Loy supplements this basic argument of Chapters 1, 3, and 4 by drawing the idea of the sense of lack into very dense, critical dialogue with Heidegger's views of authenticity, temporality, and eternity in Chapter 2. He also provides in Chapter 5 a strong critique of popular misdirected attempts to compensate for our sense of lack. "The pursuit of fame and money are attempts to real-ize oneself through symbols; romantic love tries to fill in one's lack with the beloved; technological progress has become our collective attempt to ground ourselves by 'developing' the environment into our ground, until the whole earth testifies to our reality" (p. 134).
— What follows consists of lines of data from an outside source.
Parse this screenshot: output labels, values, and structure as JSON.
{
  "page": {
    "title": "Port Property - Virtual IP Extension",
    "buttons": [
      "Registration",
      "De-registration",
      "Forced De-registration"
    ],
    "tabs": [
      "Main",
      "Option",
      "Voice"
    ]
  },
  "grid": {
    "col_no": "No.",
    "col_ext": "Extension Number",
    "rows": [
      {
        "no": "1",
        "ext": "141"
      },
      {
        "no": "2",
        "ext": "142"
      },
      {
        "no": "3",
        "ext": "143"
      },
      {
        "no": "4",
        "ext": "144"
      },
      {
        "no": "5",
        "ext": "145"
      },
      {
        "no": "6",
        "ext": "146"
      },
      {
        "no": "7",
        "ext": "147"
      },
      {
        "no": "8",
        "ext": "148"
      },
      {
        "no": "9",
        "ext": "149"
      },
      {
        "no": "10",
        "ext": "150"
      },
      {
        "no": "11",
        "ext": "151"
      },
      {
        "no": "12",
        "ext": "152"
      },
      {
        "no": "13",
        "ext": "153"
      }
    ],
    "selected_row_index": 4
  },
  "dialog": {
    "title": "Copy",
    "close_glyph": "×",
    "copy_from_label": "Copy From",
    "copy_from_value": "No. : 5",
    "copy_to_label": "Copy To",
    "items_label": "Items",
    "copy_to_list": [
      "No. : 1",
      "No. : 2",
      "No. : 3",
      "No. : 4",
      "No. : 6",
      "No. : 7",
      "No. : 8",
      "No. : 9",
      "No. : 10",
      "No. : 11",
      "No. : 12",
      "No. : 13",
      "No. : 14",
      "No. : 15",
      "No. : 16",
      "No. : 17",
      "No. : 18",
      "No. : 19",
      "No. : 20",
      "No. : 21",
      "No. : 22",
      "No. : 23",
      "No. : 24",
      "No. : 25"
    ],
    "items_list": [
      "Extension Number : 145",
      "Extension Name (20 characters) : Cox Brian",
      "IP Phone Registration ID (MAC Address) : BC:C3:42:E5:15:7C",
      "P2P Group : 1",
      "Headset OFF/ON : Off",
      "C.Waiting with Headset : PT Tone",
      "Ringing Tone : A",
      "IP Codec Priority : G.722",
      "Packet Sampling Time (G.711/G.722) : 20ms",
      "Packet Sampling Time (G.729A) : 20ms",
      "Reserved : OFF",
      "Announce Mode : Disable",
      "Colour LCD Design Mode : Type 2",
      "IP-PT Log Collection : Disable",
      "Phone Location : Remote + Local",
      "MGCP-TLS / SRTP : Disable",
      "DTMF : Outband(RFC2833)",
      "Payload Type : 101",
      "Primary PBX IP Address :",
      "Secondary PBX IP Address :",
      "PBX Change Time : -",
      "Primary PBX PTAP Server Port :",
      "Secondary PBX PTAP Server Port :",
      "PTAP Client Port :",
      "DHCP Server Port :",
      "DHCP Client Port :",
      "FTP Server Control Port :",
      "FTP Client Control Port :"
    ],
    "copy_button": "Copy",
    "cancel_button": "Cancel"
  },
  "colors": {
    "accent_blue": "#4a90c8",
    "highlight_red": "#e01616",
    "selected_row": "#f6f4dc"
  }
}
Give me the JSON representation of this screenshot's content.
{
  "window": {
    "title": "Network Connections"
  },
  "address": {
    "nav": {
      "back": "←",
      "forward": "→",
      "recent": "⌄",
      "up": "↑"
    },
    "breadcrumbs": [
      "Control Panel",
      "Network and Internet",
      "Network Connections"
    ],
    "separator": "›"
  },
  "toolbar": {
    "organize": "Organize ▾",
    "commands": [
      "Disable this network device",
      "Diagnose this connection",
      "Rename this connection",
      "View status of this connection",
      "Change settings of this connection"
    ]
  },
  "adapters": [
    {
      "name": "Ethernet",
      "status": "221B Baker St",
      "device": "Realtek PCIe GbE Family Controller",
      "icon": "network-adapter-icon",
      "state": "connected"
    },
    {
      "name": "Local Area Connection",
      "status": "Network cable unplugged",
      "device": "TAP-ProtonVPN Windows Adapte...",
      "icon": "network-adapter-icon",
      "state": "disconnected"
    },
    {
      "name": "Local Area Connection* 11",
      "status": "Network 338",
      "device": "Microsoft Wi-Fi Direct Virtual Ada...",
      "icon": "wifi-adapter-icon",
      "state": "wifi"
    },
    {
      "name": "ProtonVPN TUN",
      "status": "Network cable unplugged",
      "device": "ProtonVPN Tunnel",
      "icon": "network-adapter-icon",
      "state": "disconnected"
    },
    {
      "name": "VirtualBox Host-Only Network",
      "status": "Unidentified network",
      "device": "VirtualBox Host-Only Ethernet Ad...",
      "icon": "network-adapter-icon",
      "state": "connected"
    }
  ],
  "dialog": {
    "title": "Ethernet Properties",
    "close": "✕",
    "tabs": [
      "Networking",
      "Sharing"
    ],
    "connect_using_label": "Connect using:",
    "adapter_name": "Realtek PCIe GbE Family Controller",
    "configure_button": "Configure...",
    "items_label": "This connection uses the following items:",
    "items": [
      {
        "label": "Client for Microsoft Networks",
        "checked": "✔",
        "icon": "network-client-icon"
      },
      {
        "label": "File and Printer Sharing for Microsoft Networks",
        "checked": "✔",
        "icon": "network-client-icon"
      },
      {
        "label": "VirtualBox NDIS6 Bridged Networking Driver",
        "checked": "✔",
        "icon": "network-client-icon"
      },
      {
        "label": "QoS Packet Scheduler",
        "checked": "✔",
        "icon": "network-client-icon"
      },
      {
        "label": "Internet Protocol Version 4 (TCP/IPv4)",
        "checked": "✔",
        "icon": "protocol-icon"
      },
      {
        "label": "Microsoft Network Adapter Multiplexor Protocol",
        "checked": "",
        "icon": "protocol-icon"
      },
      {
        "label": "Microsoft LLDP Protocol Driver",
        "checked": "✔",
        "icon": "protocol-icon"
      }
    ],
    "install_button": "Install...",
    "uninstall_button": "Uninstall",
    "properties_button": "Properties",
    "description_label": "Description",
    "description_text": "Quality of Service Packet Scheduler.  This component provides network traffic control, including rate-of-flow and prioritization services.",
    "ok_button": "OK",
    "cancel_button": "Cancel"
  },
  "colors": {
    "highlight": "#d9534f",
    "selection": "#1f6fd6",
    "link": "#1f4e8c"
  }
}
As a critique of contemporary modes which pervert genuine spiritual aspirations, I find Loy's social concerns to be well-put, cogent, and timely. Moreover, I think the fundamental argument of his book is insightful and creative, if not a bit contorted in overall structure and presentation. The book is loaded with the most provocative aphorisms that sometimes clamor for context and extensive commentary, and his references to so many, sometimes very disparate, non-Buddhist thinkers to illustrate and support his Buddhist view can leave one's head spinning. Moreover, the production of the book leaves much to be desired: the font size is very small and varies inconsistently throughout the text, subheadings are not easily discerned, and the ink does not stand out well on the paper.
Despite these limitations of presentation and production, Loy provides an interesting synthesis of key ideas of psychotherapy, existentialism, and Buddhism, which should appeal especially to those scholars inclined toward post-modern deconstruction. His claims of the superiority of his interpretation of Buddhist transcendence are forthright and well argued, and his development is quite helpful in comparing such spiritual aspirations with views of transcendence in other mystical traditions.
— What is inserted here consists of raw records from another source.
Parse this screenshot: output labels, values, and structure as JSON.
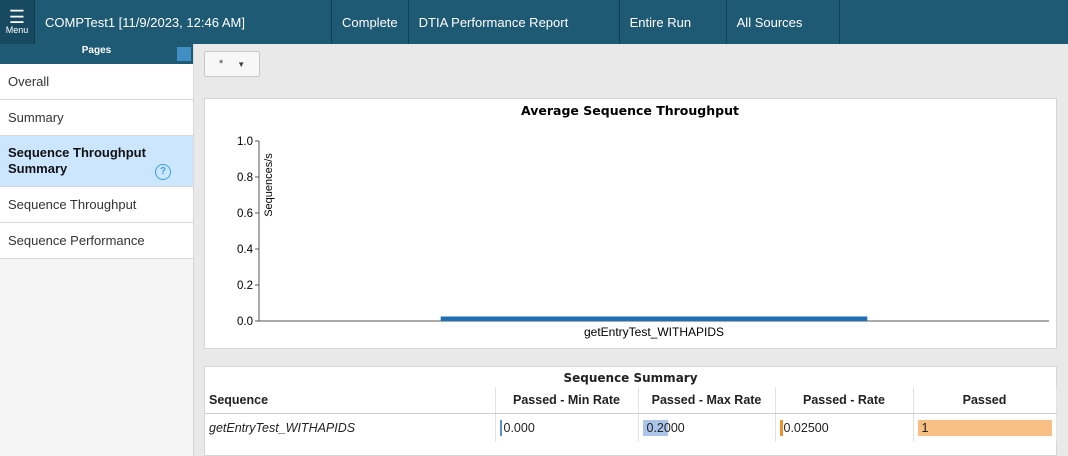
{
  "topbar": {
    "menu_label": "Menu",
    "tabs": [
      "COMPTest1 [11/9/2023, 12:46 AM]",
      "Complete",
      "DTIA Performance Report",
      "Entire Run",
      "All Sources"
    ]
  },
  "sidebar": {
    "header": "Pages",
    "items": [
      {
        "label": "Overall"
      },
      {
        "label": "Summary"
      },
      {
        "label": "Sequence Throughput Summary",
        "active": true
      },
      {
        "label": "Sequence Throughput"
      },
      {
        "label": "Sequence Performance"
      }
    ],
    "help_glyph": "?"
  },
  "toolbar": {
    "dropdown_value": "*"
  },
  "chart_data": {
    "type": "bar",
    "title": "Average Sequence Throughput",
    "ylabel": "Sequences/s",
    "xlabel": "",
    "categories": [
      "getEntryTest_WITHAPIDS"
    ],
    "values": [
      0.025
    ],
    "ylim": [
      0,
      1.0
    ],
    "yticks": [
      "0.0",
      "0.2",
      "0.4",
      "0.6",
      "0.8",
      "1.0"
    ],
    "bar_color": "#1f6fb5",
    "grid": false
  },
  "summary": {
    "title": "Sequence Summary",
    "columns": [
      "Sequence",
      "Passed - Min Rate",
      "Passed - Max Rate",
      "Passed - Rate",
      "Passed"
    ],
    "rows": [
      {
        "sequence": "getEntryTest_WITHAPIDS",
        "min_rate": "0.000",
        "max_rate": "0.2000",
        "rate": "0.02500",
        "passed": "1",
        "min_rate_fraction": 0.0,
        "max_rate_fraction": 0.2,
        "rate_fraction": 0.025,
        "passed_fraction": 1.0,
        "min_rate_color": "#5b8fd6",
        "max_rate_color": "#aac4ea",
        "rate_color": "#f0902a",
        "passed_color": "#f8bf85"
      }
    ]
  }
}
It is in such comparative contexts that I think one can begin to question the intelligibility and cogency of some of Loy's claims. For example, he says the bodhisattva acts compassionately not out of regard for others but because "one is the situation, and through oneself that situation draws forth a response to
meet its needs" (p. 126). I do not doubt that bodhisattvas act compassionately. But I doubt very much that they act this way because they are the situation. I wonder if such a claim has any meaning at all, even for a bodhisattva. I also wonder why simultaneous mutual identity follows from or is an aspect of an impermanent, selfless condition, and why ethical action should issue forth from such an awareness.
Loy insists that we are self-less, impermanent, and unsubstantial beings. But there are numerous mystics from other religious traditions who, though they agree that we are not independent and self-grounded and that we are interrelated at an underlying level of consciousness, would deny such radical claims of impermanence and insubstantiality. Rather, they say that our inherent sense of lack finds its satisfaction and fulfilment in a most painful surrender of a narcissistic ego to a divine reality that is both transcendent yet immanent and, in some absolute sense, love. Compassion, they suggest, is a natural expression of one who has been transformed in this union and who has become aware of a fundamental interconnection of all created things in and through this love.
No doubt Professor Loy would reject this theistic view as inherently and destructively counter-productive to genuine transcendence. Yet such counter claims of transcendence resemble in many ways Buddhist transcendence and seem more intelligible and plausible to me than his account of the matter. In any case, I find his book a helpful and provocative resource as I continue to wrestle with these and other issues of comparative mysticism.